Supporters Faint, Collapse For Romney And Obama

    Most Americans don't care, but a few are risking their lives to catch a glimpse of Romney or Obama. "I don't want to leave," mumbles a prone Floridian.

    JACKSONVILLE, Fla. — “Medic!”

    “Have you seen fire rescue?”

    “Man down!”

    Presidential campaigns spent the summer of 2012 hosting outdoor rallies across the country in oppressive heat and humidity, and the voters have been dropping like flies.

    As reporters watch campaign events from ventilated tents or even air-conditioned restaurants, even the most basic comforts are denied the masses waiting for hours outdoors. Rest rooms are sometimes scarce, water bottles are hard to come by from the center of a crush of people, and shade is often a fleeting luxury. One reason: Sun-drenched crowds look better on TV.

    At a Jacksonville rally on Saturday, the Romney-campaign team set up misting fans, but they were no match for the 91-degree heat and near-100 percent humidity.

    One middle-aged woman collapsed just in front of reporters before the event started and was pulled out of the enclosed event space by two friends. “Raise her legs! Someone get her ice! And water too! Where are the EMTs?” they shouted.

    “I don’t want to leave,” she mumbled back, unable to stand on her own.

    At one particularly grueling Obama rally in Pittsburgh in July, at least 13 attendees were transported to the hospital, dozens more huddled at one time or another in the EMS workspace set up under two trees. Mountains of discarded water bottles littered the once-packed college green after the crowd quickly dispersed.

    At a Romney-Ryan event on Friday morning in Lakeland, Florida at least three people were escorted out, one by fireman’s carry, one by wheel chair, and another stumbling with the help of a police officer. Later that day at a Ryan event in Richmond, Virginia, more than a dozen people needed assistance. Hundreds more huddled taking shade in an aircraft hangar.
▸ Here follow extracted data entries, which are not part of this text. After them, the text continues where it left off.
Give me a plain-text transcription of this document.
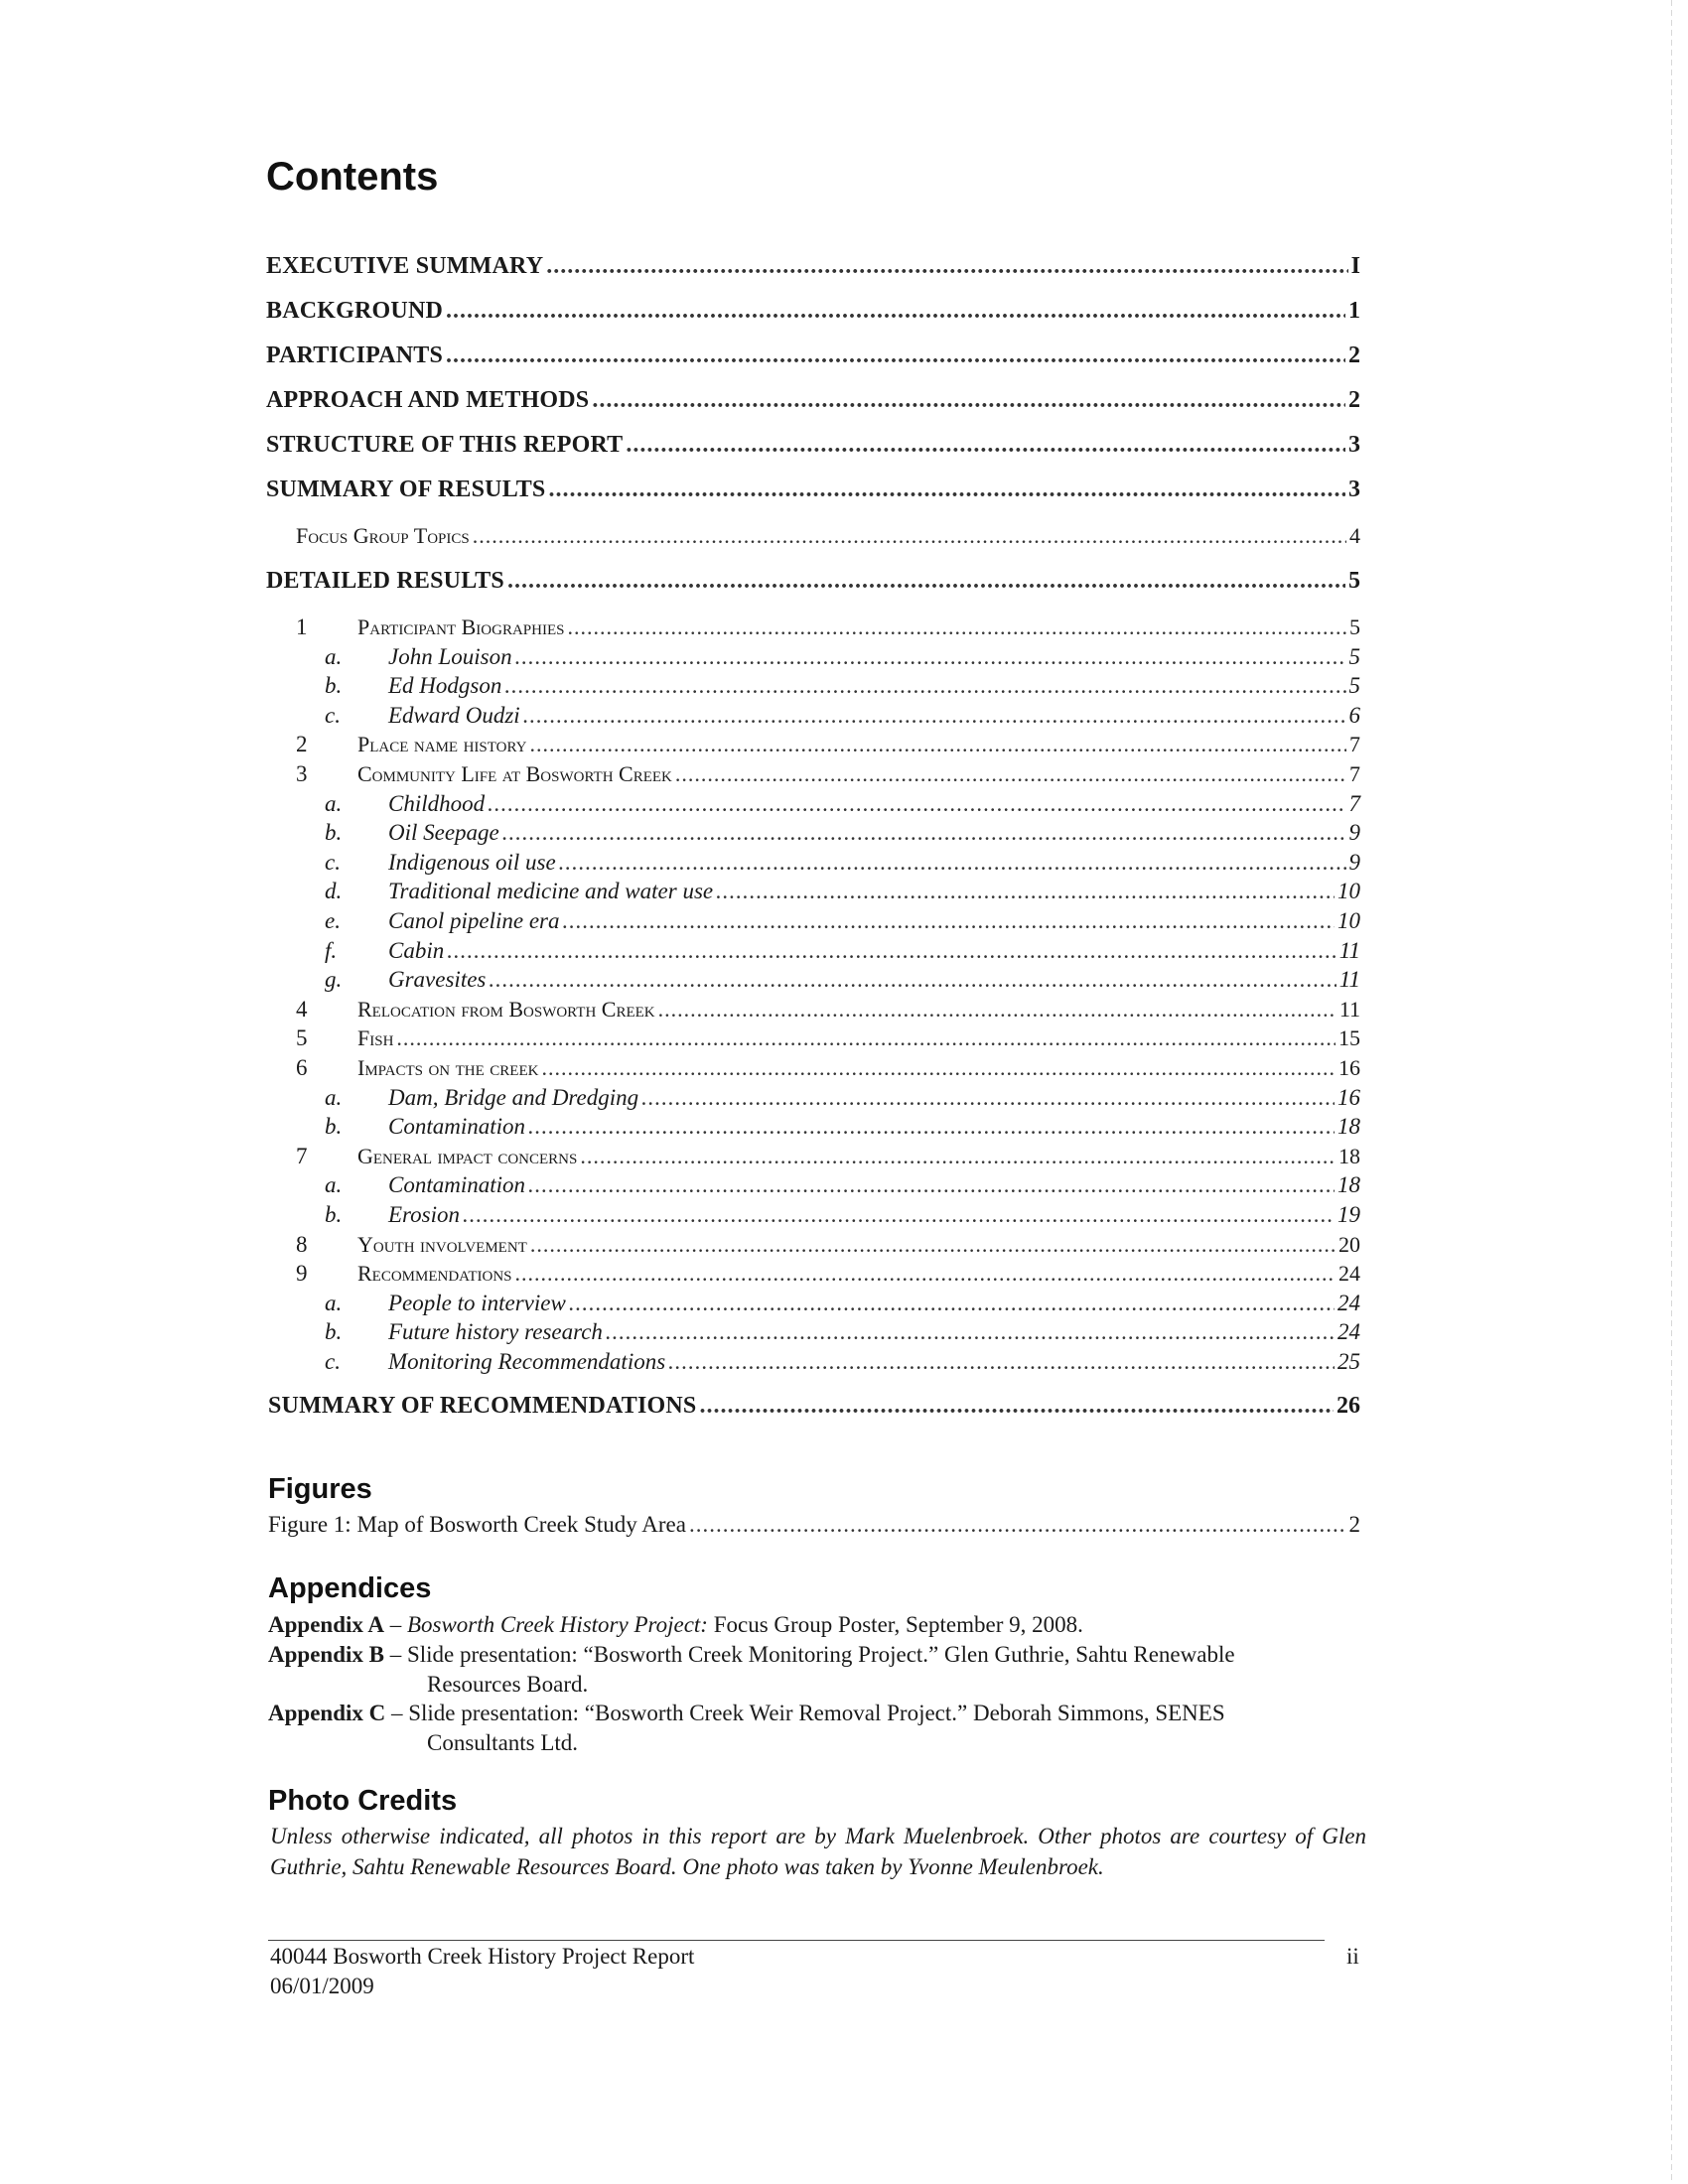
Contents
EXECUTIVE SUMMARY .....	I
BACKGROUND .....	1
PARTICIPANTS .....	2
APPROACH AND METHODS .....	2
STRUCTURE OF THIS REPORT .....	3
SUMMARY OF RESULTS .....	3
Focus Group Topics .....	4
DETAILED RESULTS .....	5
1 Participant Biographies .....	5
a. John Louison .....	5
b. Ed Hodgson .....	5
c. Edward Oudzi .....	6
2 Place name history .....	7
3 Community Life at Bosworth Creek .....	7
a. Childhood .....	7
b. Oil Seepage .....	9
c. Indigenous oil use .....	9
d. Traditional medicine and water use .....	10
e. Canol pipeline era .....	10
f. Cabin .....	11
g. Gravesites .....	11
4 Relocation from Bosworth Creek .....	11
5 Fish .....	15
6 Impacts on the creek .....	16
a. Dam, Bridge and Dredging .....	16
b. Contamination .....	18
7 General impact concerns .....	18
a. Contamination .....	18
b. Erosion .....	19
8 Youth involvement .....	20
9 Recommendations .....	24
a. People to interview .....	24
b. Future history research .....	24
c. Monitoring Recommendations .....	25
SUMMARY OF RECOMMENDATIONS .....	26
Figures
Figure 1: Map of Bosworth Creek Study Area .....	2
Appendices
Appendix A – Bosworth Creek History Project: Focus Group Poster, September 9, 2008.
Appendix B – Slide presentation: “Bosworth Creek Monitoring Project.” Glen Guthrie, Sahtu Renewable
Resources Board.
Appendix C – Slide presentation: “Bosworth Creek Weir Removal Project.” Deborah Simmons, SENES
Consultants Ltd.
Photo Credits
Unless otherwise indicated, all photos in this report are by Mark Muelenbroek. Other photos are courtesy of Glen Guthrie, Sahtu Renewable Resources Board. One photo was taken by Yvonne Meulenbroek.
40044 Bosworth Creek History Project Report
06/01/2009
ii
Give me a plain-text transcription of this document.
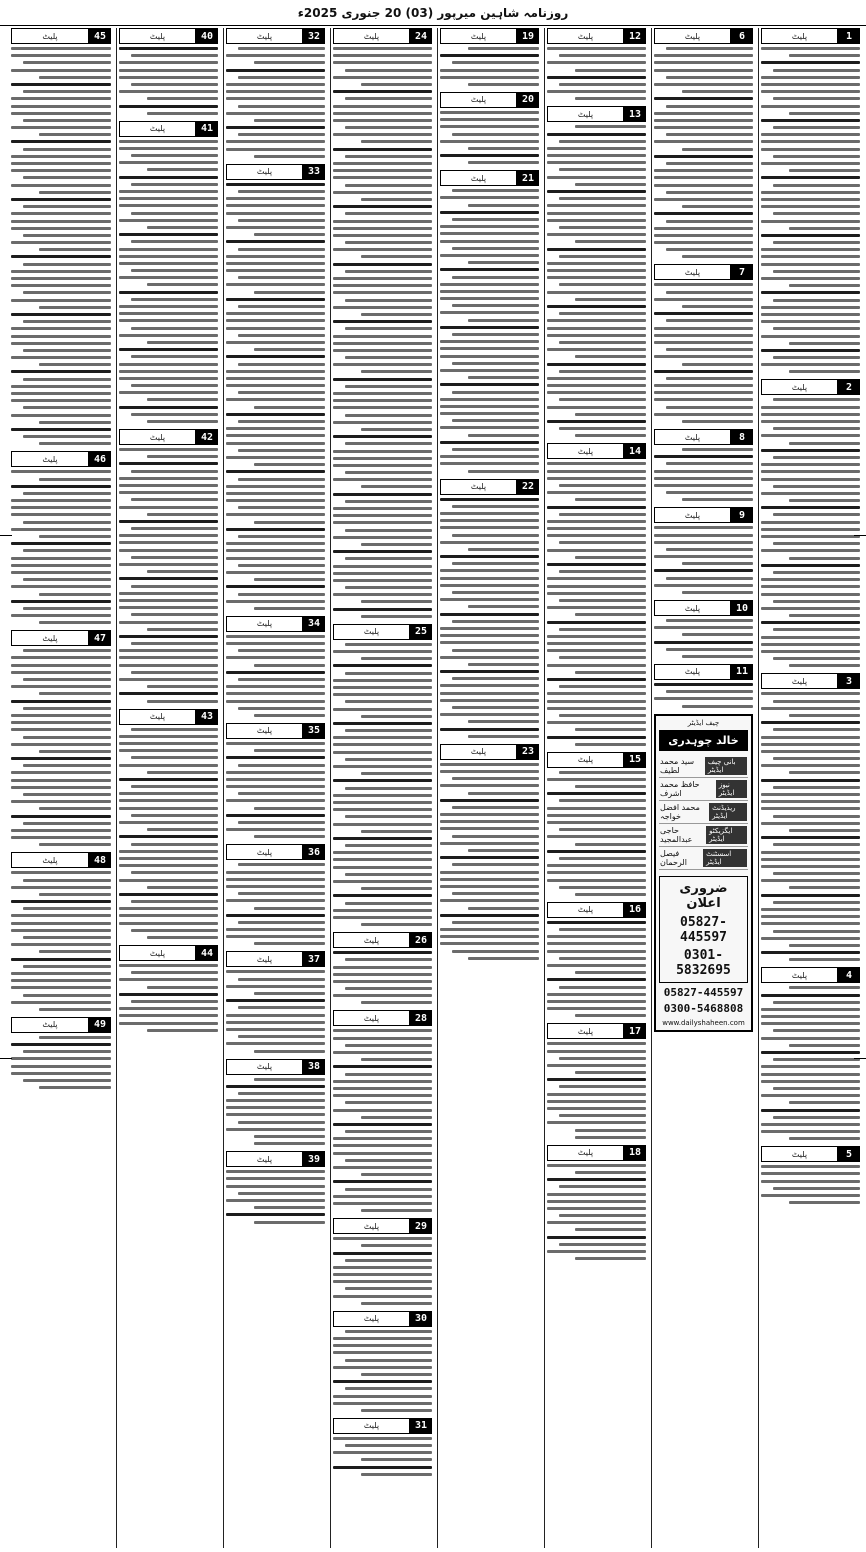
روزنامہ شاہین میرپور (03) 20 جنوری 2025ء
1
پلیٹ
2
پلیٹ
3
پلیٹ
4
پلیٹ
5
پلیٹ
6
پلیٹ
7
پلیٹ
8
پلیٹ
9
پلیٹ
10
پلیٹ
11
پلیٹ
چیف ایڈیٹر
خالد چوہدری
بانی چیف ایڈیٹر
سید محمد لطیف
نیوز ایڈیٹر
حافظ محمد اشرف
ریذیڈنٹ ایڈیٹر
محمد افضل خواجہ
ایگزیکٹو ایڈیٹر
حاجی عبدالمجید
اسسٹنٹ ایڈیٹر
فیصل الرحمان
ضروری اعلان
05827-445597
0301-5832695
05827-445597
0300-5468808
www.dailyshaheen.com
12
پلیٹ
13
پلیٹ
14
پلیٹ
15
پلیٹ
16
پلیٹ
17
پلیٹ
18
پلیٹ
19
پلیٹ
20
پلیٹ
21
پلیٹ
22
پلیٹ
23
پلیٹ
24
پلیٹ
25
پلیٹ
26
پلیٹ
28
پلیٹ
29
پلیٹ
30
پلیٹ
31
پلیٹ
32
پلیٹ
33
پلیٹ
34
پلیٹ
35
پلیٹ
36
پلیٹ
37
پلیٹ
38
پلیٹ
39
پلیٹ
40
پلیٹ
41
پلیٹ
42
پلیٹ
43
پلیٹ
44
پلیٹ
45
پلیٹ
46
پلیٹ
47
پلیٹ
48
پلیٹ
49
پلیٹ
    Together, the two campaigns are responsible for sending more than one hundred people to the hospital, according to a conservative count of events witnessed by this reporter. Hundreds more have needed to be escorted out to rest in the shade and rehydrate.

    Six fell before a Romney-Ryan rally in Manassas, Virginia, on Aug. 11, three more hit the ground in High Point, North Carolina. Twenty Obama supporters sought medical treatment in Roanoke, Virginia on July 13. And even in March, before the summer heat, there were three separate fainting spells at Obama rallies.

    Last month President Barack Obama raised eyebrows when he made light of someone fainting at his event in Akron, Ohio, joking “This happens to me all the time.”

    This has been an apathetic election cycle, with fewer Americans truly excited about either candidate than in what was, for Democrats at least, the extraordinary 2008 cycle. But the 2012 cycle has shown that a few are willing to risk bodily injury to see their favorite candidate. Whether they belong to an eternal core of political junkies and groupies, or whether one feature of political polarization is deep devotion on each political wing, they're a notable feature of the cycle. And while, in 2008, fainting at Obama rallies became something of a Republican talking point in their effort to brand the then-Illinois senator as a vacuous celebrity, in 2012 there are just as many true believers on the Republican side, judging by the casualty count. And politicians on both sides have struggled, at times, for explanations.

    Even the campaigns are sometimes stumped by what compels people to brave the oppressive heat for four, sometimes five hours — before the candidate even takes the stage.

    “It means I have been talking too long,” the president speculated in Akron.

    A Romney spokesperson said they place cooling stations with shade and water at most outdoor events, tent portions of the magnetometer lines, and provide areas for people to sit if they get tired or cannot stand. And they hire additional ambulances and EMTs to assist people passing out.

    “The Obama campaign takes great consideration for the health and safety of our supporters attending campaign events from ensuring that medical personnel are on site to having water available,” said a spokesperson. Obama also encourages his crowds to eat, drink water, and bend their knees during his outdoor events.

    But the dehydrated, fainting faithful don’t always go quietly.

    “I don’t want to miss him,” complained one woman in Virginia before Ryan took the stage on Friday, only to be advised by EMS that she really should get treatment.

    And over in the first aid area at Obama’s Pittsburgh rally, a man protested to his attendants: “I need to see the president.”